In the following code, the first cstris correct (i assume it is cstr1in the real code?). The second prints the c-string associated with the temporary string object ss.str(). The object is destroyed at the end of evaluating the full-expression in which it appears. The full-expression is the entire cout << ...expression - so while the c-string is output, the associated string object still exists. For cstr2- it is pure badness that it succeeds. It most possibly internally chooses the same storage location for the new temporary which it already chose for the temporary used to initialize cstr2. It could aswell crash.

在下面的代码中，第一个cstr是正确的（我假设它cstr1在真实代码中？）。第二个打印与临时字符串对象关联的 c 字符串ss.str()。对象在其出现的完整表达式求值结束时被销毁。full-expression 是整个cout << ...表达式 - 因此当输出 c-string 时，关联的 string 对象仍然存在。因为cstr2——它的成功是纯粹的坏事。它很可能在内部为新的临时文件选择相同的存储位置，它已经为用于初始化的临时文件选择了相同的存储位置cstr2。它也可能崩溃。

cout << cstr            // Prints correctly
    << ss.str().c_str() // Prints correctly
    << cstr2;           // Prints correctly (???)

The return of c_str()will usually just point to the internal string buffer - but that's not a requirement. The string could make up a buffer if its internal implementation is not contiguous for example (that's well possible - but in the next C++ Standard, strings need to be contiguously stored).

的返回c_str()通常只指向内部字符串缓冲区 - 但这不是必需的。例如，如果字符串的内部实现不连续，则该字符串可以构成缓冲区（这很有可能 - 但在下一个 C++ 标准中，字符串需要连续存储）。

In GCC, strings use reference counting and copy-on-write. Thus, you will find that the following holds true (it does, at least on my GCC version)

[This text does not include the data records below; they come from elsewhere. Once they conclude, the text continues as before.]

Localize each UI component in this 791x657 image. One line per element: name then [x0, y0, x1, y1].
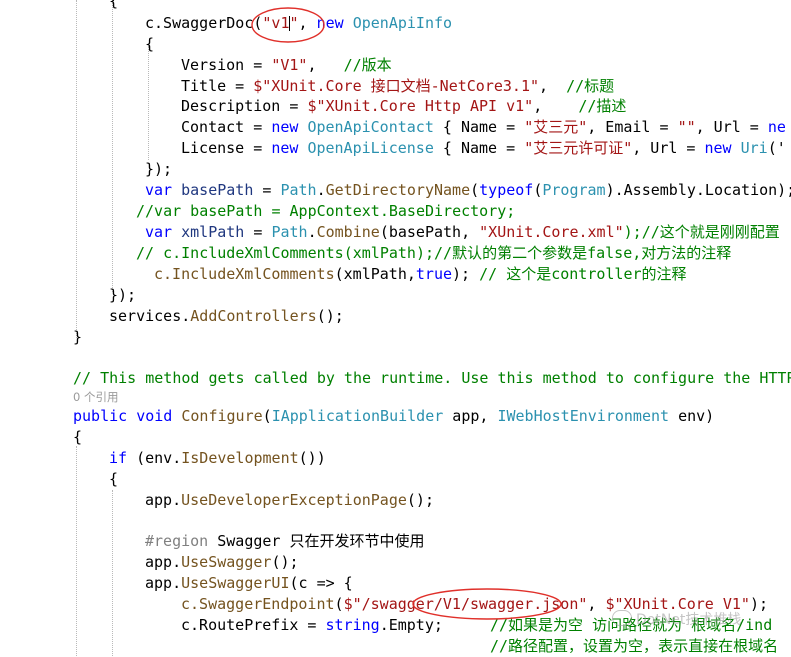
codelens-references[interactable]: 0 个引用 [73, 387, 118, 405]
code-line[interactable]: // c.IncludeXmlComments(xmlPath);//默认的第二… [136, 243, 731, 264]
v1-arg: "v1" [262, 14, 299, 32]
code-line[interactable]: { [109, 0, 118, 12]
wechat-icon [612, 610, 632, 626]
indent-guide [76, 0, 77, 338]
code-comment[interactable]: //路径配置，设置为空，表示直接在根域名 [490, 636, 778, 657]
code-line[interactable]: c.SwaggerDoc("v1", new OpenApiInfo [145, 13, 452, 34]
indent-guide [112, 490, 113, 656]
code-line[interactable]: Version = "V1", //版本 [181, 55, 392, 76]
brace: { [109, 0, 119, 10]
code-editor[interactable]: { c.SwaggerDoc("v1", new OpenApiInfo { V… [0, 0, 791, 656]
code-line[interactable]: // This method gets called by the runtim… [73, 368, 791, 389]
code-line[interactable]: app.UseSwagger(); [145, 552, 299, 573]
code-line[interactable]: var basePath = Path.GetDirectoryName(typ… [145, 180, 791, 201]
code-line[interactable]: #region Swagger 只在开发环节中使用 [145, 531, 425, 552]
code-line[interactable]: { [145, 34, 154, 55]
code-line[interactable]: c.RoutePrefix = string.Empty; [181, 615, 443, 636]
text-caret [289, 16, 290, 31]
code-line[interactable]: { [73, 427, 82, 448]
code-line[interactable]: } [73, 327, 82, 348]
indent-guide [112, 0, 113, 292]
code-line[interactable]: public void Configure(IApplicationBuilde… [73, 406, 714, 427]
code-line[interactable]: { [109, 469, 118, 490]
openapiinfo-type: OpenApiInfo [352, 14, 453, 32]
code-line[interactable]: var xmlPath = Path.Combine(basePath, "XU… [145, 222, 780, 243]
code-line[interactable]: c.IncludeXmlComments(xmlPath,true); // 这… [154, 264, 687, 285]
code-line[interactable]: Contact = new OpenApiContact { Name = "艾… [181, 117, 786, 138]
code-line[interactable]: }); [109, 285, 136, 306]
code-line[interactable]: if (env.IsDevelopment()) [109, 448, 326, 469]
watermark: DotNet技术堆栈 [612, 606, 791, 634]
indent-guide [76, 446, 77, 656]
swaggerdoc-call: c.SwaggerDoc [145, 14, 254, 32]
code-line[interactable]: }); [145, 159, 172, 180]
code-line[interactable]: Title = $"XUnit.Core 接口文档-NetCore3.1", /… [181, 76, 614, 97]
code-line[interactable]: app.UseDeveloperExceptionPage(); [145, 490, 434, 511]
code-line[interactable]: Description = $"XUnit.Core Http API v1",… [181, 96, 626, 117]
indent-guide [148, 46, 149, 160]
code-line[interactable]: app.UseSwaggerUI(c => { [145, 573, 353, 594]
code-line[interactable]: //var basePath = AppContext.BaseDirector… [136, 201, 515, 222]
code-line[interactable]: services.AddControllers(); [109, 306, 344, 327]
code-line[interactable]: License = new OpenApiLicense { Name = "艾… [181, 138, 786, 159]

在 GCC 中，字符串使用引用计数和写时复制。因此，您会发现以下情况成立（至少在我的 GCC 版本中确实如此）

string a = "hello";
string b(a);
assert(a.c_str() == b.c_str());

The two strings share the same buffer here. At the time you change one of them, the buffer will be copied and each will hold its separate copy. Other string implementations do things different, though.

这两个字符串在这里共享相同的缓冲区。当您更改其中之一时，缓冲区将被复制并且每个缓冲区都将保存其单独的副本。但是，其他字符串实现做的事情不同。